De ses cinq parties (“L’Enfant”, “La Jeune Fille”, “La Femme”, “Marilyn”, “La Vie après la mort”), Blonde va poser les actes d’une tragédie américaine mettant en scène une quasi orpheline née en 1926, devenue pin-up des calendriers, puis actrice de seconde zone, pour rayonner en star des studios à partir de 1953.
Ce qu’Oates interroge, c’est bien sûr le pouvoir de métamorphose de l’actrice : comment “une fille moyenne”, “mis à part quelque chose de tendu, de nerveux, d’excitable et d’incandescent sur son visage”, devient sex-symbole adulé ; comment d’enfant bégayante et épouse modèle, on s’invente corps-objet, ange, garce, folle platine, bombe sexuelle et somnambule ; comment, de Norma Jean Baker, on devient Marilyn.

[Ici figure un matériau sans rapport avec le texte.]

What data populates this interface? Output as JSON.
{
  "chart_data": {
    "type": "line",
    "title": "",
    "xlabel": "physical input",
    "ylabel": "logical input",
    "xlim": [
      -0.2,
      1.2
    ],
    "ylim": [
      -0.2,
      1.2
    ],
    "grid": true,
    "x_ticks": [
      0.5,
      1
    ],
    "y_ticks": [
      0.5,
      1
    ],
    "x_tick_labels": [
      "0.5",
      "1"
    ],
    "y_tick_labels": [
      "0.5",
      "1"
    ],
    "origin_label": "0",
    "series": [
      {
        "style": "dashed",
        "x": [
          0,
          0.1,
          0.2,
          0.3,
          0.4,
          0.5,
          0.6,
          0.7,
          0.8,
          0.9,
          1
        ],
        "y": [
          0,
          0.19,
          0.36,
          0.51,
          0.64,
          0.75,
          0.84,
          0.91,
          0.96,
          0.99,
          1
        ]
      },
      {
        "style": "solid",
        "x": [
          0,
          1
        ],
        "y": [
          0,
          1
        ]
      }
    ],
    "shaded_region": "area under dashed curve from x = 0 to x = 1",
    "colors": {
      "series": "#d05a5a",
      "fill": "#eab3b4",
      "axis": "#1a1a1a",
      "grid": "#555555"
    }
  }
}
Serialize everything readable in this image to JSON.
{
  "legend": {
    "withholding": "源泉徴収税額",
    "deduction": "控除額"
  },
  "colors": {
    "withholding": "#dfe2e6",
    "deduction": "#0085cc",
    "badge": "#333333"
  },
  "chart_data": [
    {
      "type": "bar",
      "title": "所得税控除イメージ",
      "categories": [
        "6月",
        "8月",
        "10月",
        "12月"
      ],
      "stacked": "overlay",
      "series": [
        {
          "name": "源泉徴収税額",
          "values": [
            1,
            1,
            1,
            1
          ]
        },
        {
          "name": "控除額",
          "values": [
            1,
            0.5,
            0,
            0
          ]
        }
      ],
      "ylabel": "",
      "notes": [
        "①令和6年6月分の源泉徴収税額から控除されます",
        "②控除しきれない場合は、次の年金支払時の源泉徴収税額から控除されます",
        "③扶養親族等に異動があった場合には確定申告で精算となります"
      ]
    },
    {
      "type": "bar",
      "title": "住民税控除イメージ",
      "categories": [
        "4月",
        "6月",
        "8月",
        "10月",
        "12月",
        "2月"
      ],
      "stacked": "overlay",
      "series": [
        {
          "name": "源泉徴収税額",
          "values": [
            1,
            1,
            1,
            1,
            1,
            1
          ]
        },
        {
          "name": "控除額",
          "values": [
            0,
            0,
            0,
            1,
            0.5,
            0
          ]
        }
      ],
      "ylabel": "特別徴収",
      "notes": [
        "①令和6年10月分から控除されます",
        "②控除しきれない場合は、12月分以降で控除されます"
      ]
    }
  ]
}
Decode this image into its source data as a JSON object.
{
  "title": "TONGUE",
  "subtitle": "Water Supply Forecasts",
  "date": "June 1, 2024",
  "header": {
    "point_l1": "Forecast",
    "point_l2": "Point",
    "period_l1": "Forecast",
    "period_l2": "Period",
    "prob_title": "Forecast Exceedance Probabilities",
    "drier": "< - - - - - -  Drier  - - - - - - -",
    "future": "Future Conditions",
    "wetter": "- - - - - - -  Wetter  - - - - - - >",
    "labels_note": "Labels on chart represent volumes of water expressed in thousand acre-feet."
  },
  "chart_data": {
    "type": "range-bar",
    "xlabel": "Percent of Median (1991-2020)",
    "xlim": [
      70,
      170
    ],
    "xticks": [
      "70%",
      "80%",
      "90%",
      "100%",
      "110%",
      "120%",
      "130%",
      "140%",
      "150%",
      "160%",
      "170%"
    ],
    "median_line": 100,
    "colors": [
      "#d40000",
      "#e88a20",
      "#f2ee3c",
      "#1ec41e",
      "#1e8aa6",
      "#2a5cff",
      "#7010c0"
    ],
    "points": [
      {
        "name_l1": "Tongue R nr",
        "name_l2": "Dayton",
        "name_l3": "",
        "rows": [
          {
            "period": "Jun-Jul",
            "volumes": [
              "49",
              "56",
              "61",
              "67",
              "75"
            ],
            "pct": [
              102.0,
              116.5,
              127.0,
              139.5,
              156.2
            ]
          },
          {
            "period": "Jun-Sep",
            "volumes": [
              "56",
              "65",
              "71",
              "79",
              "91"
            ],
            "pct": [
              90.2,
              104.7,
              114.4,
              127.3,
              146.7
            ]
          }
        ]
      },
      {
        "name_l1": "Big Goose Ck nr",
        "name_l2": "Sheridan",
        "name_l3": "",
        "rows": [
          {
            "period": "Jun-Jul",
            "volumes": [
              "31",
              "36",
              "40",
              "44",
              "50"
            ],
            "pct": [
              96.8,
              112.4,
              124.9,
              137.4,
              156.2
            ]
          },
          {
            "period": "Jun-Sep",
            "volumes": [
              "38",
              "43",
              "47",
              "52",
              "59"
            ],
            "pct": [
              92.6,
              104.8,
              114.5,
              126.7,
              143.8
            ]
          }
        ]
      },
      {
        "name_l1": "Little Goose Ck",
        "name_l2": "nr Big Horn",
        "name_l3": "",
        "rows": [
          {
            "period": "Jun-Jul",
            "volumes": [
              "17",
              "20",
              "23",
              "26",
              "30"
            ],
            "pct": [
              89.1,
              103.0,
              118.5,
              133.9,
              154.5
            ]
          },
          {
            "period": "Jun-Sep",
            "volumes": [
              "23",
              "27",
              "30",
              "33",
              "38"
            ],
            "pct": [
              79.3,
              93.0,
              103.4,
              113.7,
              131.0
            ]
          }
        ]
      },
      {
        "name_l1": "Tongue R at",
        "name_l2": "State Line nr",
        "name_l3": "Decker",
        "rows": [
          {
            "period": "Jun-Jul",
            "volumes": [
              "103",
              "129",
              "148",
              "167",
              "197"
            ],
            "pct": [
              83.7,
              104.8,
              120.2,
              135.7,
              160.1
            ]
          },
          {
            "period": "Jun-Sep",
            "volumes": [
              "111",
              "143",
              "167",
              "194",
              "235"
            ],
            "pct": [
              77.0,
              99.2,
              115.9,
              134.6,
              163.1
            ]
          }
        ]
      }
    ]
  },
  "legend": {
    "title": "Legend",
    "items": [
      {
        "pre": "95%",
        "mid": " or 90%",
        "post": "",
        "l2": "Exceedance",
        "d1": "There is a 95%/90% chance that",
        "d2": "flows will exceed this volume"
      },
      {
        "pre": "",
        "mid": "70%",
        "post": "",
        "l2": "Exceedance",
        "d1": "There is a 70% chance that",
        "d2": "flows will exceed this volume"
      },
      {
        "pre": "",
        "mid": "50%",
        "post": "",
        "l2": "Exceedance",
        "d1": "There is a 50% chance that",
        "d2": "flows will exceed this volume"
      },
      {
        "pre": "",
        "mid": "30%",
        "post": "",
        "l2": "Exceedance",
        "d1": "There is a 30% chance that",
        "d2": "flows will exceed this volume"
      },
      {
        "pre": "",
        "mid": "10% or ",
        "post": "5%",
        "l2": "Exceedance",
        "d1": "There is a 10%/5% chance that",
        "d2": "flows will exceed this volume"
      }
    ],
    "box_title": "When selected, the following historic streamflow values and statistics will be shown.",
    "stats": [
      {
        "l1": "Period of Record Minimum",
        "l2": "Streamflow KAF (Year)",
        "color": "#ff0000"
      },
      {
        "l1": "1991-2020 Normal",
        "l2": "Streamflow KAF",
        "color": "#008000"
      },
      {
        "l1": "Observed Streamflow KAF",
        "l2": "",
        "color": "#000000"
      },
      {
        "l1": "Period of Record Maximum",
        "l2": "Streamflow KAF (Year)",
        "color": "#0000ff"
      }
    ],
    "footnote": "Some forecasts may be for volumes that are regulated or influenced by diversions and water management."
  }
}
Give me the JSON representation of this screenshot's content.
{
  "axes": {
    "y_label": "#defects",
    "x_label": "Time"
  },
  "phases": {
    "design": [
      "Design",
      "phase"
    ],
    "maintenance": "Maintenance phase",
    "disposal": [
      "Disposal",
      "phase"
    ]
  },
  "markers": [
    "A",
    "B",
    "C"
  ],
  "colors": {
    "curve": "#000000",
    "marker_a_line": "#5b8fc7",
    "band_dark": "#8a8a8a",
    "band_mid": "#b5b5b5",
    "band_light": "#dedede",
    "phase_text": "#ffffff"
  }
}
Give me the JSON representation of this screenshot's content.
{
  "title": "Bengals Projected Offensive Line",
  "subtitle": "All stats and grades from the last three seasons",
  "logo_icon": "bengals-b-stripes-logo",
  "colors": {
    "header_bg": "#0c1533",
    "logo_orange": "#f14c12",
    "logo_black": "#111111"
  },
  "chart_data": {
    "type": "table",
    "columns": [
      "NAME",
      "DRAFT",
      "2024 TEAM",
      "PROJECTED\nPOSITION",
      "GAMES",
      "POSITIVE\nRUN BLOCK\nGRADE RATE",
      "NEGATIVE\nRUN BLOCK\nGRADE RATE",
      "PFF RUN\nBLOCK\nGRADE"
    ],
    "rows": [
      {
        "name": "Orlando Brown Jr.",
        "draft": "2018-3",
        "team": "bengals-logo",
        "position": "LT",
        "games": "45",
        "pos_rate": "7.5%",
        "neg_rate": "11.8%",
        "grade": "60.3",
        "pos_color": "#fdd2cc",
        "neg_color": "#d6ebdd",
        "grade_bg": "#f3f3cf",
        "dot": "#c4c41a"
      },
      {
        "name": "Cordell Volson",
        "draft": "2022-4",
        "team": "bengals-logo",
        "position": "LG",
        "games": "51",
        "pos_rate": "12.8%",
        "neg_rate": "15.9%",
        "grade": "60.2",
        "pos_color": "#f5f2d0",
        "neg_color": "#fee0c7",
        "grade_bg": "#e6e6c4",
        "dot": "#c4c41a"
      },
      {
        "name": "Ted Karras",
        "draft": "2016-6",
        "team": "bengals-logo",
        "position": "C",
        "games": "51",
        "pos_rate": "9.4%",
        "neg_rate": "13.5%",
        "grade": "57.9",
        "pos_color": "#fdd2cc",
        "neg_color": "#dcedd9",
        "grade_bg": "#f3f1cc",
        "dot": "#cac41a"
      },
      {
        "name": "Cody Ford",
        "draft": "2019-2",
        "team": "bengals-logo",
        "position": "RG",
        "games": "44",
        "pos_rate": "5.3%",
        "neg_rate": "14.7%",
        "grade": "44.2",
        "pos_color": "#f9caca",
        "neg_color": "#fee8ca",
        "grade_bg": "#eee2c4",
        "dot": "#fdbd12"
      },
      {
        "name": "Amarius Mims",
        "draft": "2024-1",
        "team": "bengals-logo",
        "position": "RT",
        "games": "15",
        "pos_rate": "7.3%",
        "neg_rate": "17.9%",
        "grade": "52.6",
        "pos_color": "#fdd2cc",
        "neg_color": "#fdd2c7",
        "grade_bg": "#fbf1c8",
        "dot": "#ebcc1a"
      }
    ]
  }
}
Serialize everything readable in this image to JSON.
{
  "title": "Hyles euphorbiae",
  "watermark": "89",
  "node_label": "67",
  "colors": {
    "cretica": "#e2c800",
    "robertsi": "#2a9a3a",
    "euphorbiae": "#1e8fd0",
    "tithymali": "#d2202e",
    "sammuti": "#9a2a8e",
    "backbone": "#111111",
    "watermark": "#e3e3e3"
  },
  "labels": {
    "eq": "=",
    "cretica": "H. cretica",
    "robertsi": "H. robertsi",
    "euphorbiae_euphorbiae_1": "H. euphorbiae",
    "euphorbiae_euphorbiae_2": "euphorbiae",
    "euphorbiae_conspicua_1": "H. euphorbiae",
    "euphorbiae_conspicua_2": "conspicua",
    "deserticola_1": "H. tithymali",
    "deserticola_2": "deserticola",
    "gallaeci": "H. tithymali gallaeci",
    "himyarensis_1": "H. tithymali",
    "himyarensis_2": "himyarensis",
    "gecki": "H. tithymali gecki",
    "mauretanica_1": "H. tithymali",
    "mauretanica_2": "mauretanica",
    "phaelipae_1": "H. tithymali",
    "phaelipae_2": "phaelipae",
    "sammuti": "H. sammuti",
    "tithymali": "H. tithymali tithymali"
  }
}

De cette mue, Hollywood est tenu pour grand responsable : inventeur de Marilyn (de sa blondeur, de son nom – oeuvre d’une brochette de producteurs tétant leur cigare cucubain –, de son cul mille fois mis en scène) mais, plus en amont aussi, de l’enfant Norma Jean, pour qui les studios sont à la fois un objet de fascination et le poison (chimique) en train de tuer sa mère monteuse.
Au cours des mille pages que dure cette épopée intime et hallucinante, Hollywood incarne cette machine à rêves éminemment toxique, qui déifie un corps tout en le déréglant. Jusqu’à en faire la star titubante des dernières années, génialement racontées par Michel Schneider dans Marilyn dernières séances.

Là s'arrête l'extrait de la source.